It’s less than a week until the election and the numbers are not looking so great for the millenial generation. Harvard Institute of Politics recently released a poll that states this election might be one of the lowest turnouts for people ages 18-29 since 1972.
That’s a pretty sad thing, because in 2008 we had one of the highest voter turnouts in recent elections. So what does this mean for the upcoming election of 2012?
It means that millennials feel disengaged. President Obama's election campaign of 2008 promised hope and change. Unfortunately, four years later, much has remained unchanged. The unemployment rate for people 18-29 is at 9.3%, and students are accumulating massive amounts of debt. It has been hard to find a job for recent college graduates and is even harder for youth to find work who don’t go to college. I graduated from a Big 10 university and it took me two years to find stable employment and even at that, it is only for one year (I am an AmeriCorp member).
When nothing has really changed for our generation and doesn’t seem to be changing fast enough, why would we want to vote? A lot of people believe that their vote won’t make a difference, so what’s the point in voting.
But, that is not the right mindset.People should vote because on local and state levels, those votes count. A lot of the decisions being made about things that directly effect people are on a local level, with specific issues pertaining their state.
When asking my friends back in June, a lot of them seemed disengaged from the election. I believed that it was because it was so far away from the election, but just seeing reactions from them now, it still holds true. Students at colleges have shown more interest in the elections, which is to be expected, but outside of college, youth are apathetic to voting.
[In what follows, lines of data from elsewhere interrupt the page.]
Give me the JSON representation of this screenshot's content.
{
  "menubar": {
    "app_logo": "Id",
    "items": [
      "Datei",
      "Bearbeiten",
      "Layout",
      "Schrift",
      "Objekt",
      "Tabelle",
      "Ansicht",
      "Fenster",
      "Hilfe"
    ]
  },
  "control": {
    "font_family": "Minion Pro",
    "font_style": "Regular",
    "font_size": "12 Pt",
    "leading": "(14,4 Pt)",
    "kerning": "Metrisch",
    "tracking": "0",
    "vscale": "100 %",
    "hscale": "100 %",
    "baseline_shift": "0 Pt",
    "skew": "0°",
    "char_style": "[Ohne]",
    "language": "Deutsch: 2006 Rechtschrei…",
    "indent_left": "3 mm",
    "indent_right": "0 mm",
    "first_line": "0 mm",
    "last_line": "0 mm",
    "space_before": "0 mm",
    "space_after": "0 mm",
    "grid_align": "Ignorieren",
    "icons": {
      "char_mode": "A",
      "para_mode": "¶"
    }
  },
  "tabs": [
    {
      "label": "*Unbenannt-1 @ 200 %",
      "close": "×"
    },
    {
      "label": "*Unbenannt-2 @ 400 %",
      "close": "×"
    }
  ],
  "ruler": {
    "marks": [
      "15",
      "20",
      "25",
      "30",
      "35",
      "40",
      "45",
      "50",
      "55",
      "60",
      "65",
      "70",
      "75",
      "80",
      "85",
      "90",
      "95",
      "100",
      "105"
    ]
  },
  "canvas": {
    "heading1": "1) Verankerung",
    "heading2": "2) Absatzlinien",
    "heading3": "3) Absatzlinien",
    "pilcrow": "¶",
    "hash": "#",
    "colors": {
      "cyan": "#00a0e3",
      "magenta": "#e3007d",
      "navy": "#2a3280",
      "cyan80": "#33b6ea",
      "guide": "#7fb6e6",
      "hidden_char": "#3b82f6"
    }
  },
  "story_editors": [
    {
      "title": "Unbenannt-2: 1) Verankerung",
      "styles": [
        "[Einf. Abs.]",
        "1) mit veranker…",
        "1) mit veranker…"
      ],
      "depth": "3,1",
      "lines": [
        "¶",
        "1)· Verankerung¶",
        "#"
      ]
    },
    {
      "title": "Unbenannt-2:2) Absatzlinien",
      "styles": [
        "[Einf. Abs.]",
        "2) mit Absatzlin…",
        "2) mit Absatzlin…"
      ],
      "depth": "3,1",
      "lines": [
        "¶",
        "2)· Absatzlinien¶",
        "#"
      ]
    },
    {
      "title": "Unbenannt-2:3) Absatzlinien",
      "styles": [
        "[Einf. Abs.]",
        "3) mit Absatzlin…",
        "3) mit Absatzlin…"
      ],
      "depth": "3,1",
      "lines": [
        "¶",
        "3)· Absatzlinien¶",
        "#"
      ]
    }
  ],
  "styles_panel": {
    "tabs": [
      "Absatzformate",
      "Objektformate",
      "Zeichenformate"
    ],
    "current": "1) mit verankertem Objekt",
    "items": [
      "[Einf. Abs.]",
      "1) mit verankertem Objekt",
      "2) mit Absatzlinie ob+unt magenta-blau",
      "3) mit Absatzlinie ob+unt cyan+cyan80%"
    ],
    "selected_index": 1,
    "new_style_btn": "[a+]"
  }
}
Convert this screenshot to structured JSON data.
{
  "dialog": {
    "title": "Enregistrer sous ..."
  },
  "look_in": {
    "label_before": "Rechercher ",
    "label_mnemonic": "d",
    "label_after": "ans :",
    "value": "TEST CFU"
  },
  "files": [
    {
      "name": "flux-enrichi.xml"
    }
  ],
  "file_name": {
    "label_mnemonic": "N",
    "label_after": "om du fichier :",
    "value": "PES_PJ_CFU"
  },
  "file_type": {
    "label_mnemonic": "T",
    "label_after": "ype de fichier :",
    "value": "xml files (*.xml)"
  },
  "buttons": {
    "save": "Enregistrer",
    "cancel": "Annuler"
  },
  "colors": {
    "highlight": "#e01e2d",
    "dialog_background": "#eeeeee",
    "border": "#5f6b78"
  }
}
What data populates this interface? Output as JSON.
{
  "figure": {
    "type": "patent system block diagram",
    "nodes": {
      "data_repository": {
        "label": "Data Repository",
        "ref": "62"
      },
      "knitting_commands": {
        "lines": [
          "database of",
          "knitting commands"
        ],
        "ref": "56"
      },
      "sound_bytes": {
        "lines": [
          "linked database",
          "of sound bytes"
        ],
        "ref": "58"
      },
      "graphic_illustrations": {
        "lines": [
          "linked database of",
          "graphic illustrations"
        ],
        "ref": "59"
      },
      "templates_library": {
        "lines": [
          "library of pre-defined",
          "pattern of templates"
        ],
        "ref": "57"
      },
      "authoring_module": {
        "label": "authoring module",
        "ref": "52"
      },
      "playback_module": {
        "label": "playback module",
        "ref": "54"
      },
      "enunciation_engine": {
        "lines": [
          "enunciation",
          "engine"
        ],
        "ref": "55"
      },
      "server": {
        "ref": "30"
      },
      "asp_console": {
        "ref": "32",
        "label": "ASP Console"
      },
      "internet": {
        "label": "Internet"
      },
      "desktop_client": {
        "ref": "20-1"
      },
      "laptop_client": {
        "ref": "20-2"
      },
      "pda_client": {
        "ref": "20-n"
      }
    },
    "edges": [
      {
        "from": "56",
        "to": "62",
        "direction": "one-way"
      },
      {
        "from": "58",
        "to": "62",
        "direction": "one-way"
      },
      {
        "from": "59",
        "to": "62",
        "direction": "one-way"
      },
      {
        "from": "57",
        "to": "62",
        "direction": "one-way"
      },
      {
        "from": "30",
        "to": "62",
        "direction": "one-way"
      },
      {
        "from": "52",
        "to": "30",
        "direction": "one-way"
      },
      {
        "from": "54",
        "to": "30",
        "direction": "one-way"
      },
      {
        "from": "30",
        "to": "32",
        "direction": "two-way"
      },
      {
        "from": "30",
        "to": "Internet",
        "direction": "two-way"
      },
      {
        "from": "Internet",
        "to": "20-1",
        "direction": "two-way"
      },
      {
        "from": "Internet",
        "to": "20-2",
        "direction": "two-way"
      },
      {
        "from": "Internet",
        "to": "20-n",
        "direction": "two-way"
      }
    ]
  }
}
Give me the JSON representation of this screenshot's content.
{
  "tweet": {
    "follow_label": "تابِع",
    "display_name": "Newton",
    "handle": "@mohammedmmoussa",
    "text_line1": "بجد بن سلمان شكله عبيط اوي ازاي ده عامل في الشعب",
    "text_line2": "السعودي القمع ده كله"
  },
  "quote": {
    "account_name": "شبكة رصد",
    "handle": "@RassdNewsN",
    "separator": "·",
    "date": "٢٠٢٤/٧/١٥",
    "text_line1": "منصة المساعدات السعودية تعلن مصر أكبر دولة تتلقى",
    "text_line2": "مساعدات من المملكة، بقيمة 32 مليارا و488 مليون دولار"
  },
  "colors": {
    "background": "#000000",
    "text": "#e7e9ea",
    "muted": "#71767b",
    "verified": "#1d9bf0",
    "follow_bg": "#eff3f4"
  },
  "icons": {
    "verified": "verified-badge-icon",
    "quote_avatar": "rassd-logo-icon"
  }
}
It is interesting to note that when referring to millennials who vote, the public tends to think of college educated. Zoe Carpenter, of the Nation, raises this interesting point. She states that undereducated youth are registered to vote, as well. Regardless of one’s educational or socioeconomic status, millennials are not going to show up in huge numbers.
As many of PolicyMicers are super engaged, we only represent a small number of the total millennial generation. I urge you to bug your friends to vote whether they are college educated or not. Try and appeal to their motivations to vote and explain to them why it’s important. Let’s try and not make it the lowest turnout since 1972.